Less than two minutes into his new stand up comedy special, Adam Sandler 100% Fresh, Adam Sandler sings a song called “Daddy Shaved His Beard Today.” The song, strummed simply in classic Sandler style, made me laugh as much as it embarrassed me. It made me laugh because it was silly. It embarrassed me because I saw myself in it and because, well, I was laughing at a dope-y Sandler joke. “Every time my father shaved his beard, it was the only time we saw him look vulnerable,” is the closest thing this bit has to a punchline. But it works. Yes, Sandler is older now. Whether or not he is wiser is debatable.
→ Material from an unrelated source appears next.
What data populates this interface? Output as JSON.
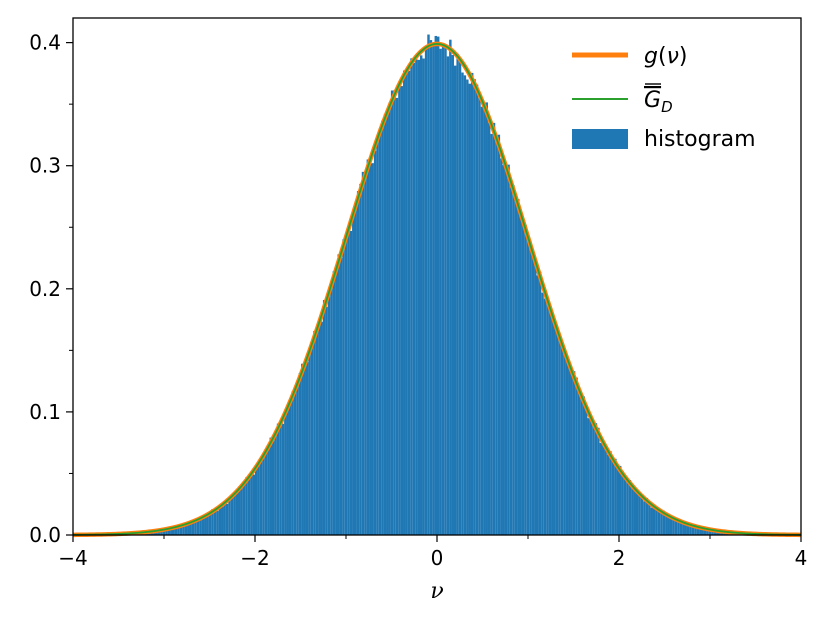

With Adam Sandler 100% Fresh, the guy you sort of liked in the ’90s is back, and his jokes still oscillate between brilliant and cringeworthy. For men born in the eighties and who grew up in the nineties, watching Sandler’s new standup special is like having a drink with that guy you knew in high school only because he happens to be in town and you’re the only person he knows in this new city where you happen to live. You weren’t best friends with this guy, but it’s nice to check-in with what another man thinks about being older. We’re not really watching Adam Sandler’s new standup special to see what great new stuff he’s come up with since the halcyon days of singing songs about red-hooded sweatshirts and piece of shit cars. Instead, we’re just sort of trying to see how we stack-up against his perceptions about middle age and fatherhood.
Twenty years ago Sandler’s humor worked because we were all teenagers, and now it still works because many of us are married with children. And his best new material focuses on these factors. A bit about Disneyland exemplifies this. It goes like this: When Sandler’s wife and two kids all decide to sit together on a three-person rollercoaster, Sander opts to take the next car with another father — a stranger — who was also left alone because his wife and kids went on ahead of him. This routine is either one of the best insights into male bonding I’ve seen in years or the saddest. When Sandler is riding next to his new, temporary dad-friend, he says “I haven’t been this happy in 11 years!” Which is funny, because it hurts.
Why is it so hard to make male friends at this stage in life? Why do dads so often feel alienated from their “real” personalities, unless they are yucking it up with other dudes? Sandler isn’t a shrink or a marriage counselor, so he’s not going to tell you. He’s just a cipher for us; a generalized idea of what family-life male angst looks like in 2018. If this new comedy special is a comeback, it’s the low-key kind, a small victory, like remembering to pick up milk when your wife totally expected you to come home empty-handed. Which is why his new song “Phone. Wallet. Keys” is great: it highlights how men want to be seen as doers, but also that we crave having some alone time where we sit on the toilet messing with our phones.
What time period defines peak Adam Sandler? For those of us born in the ‘90s, the answer is unswervingly 1993-1996. In this short three-year epoch, Sandler starred in his two most popular films, Billy Madison and Happy Gilmore. But, more importantly for edgy 14-year-olds, he released his first comedy album, They’re All Gonna Laugh At You!, which was so on-brand you could hear his voice in the title.
Since then, Sandler projects range from excellent (Punch Drunk Love, Funny People) to insultingly bad (Jack and Jill, Blended.) Thinking about this spectrum, the new comedy special does live up to its title insofar as it feels somewhat fresh. Combined with his excellent turn in last year’s new Noah Baumbach film The Meyerowitz Stories (in which he played a father) the new Sandler isn’t trying as hard to be funny. Yes, he still does “funny” voices. Yes, he still sings about growing up Jewish (“Bar Mitzvah Boy” will make a lot of old-school fans happy.) But that’s not the bread and butter anymore.
Overwhelmingly, the best moments are in-between the jokes, watching Sandler get ready for the next bit. Most of us will never really know who Adam Sandler is, not really. Which is why there’s a certain magic dignity in watching this proxy of our younger selves shuffle around the stage and tell what can only be called “dad jokes.” In between the bits and the songs, as Sandler looks down at the stage, men can see someone they recognize. That’s us up on stage, doing our thing, telling our stories. Daddy has to go to work. Here he is, trying to be funny.
Adam Sandler: 100 % Fresh is streaming on Netflix now.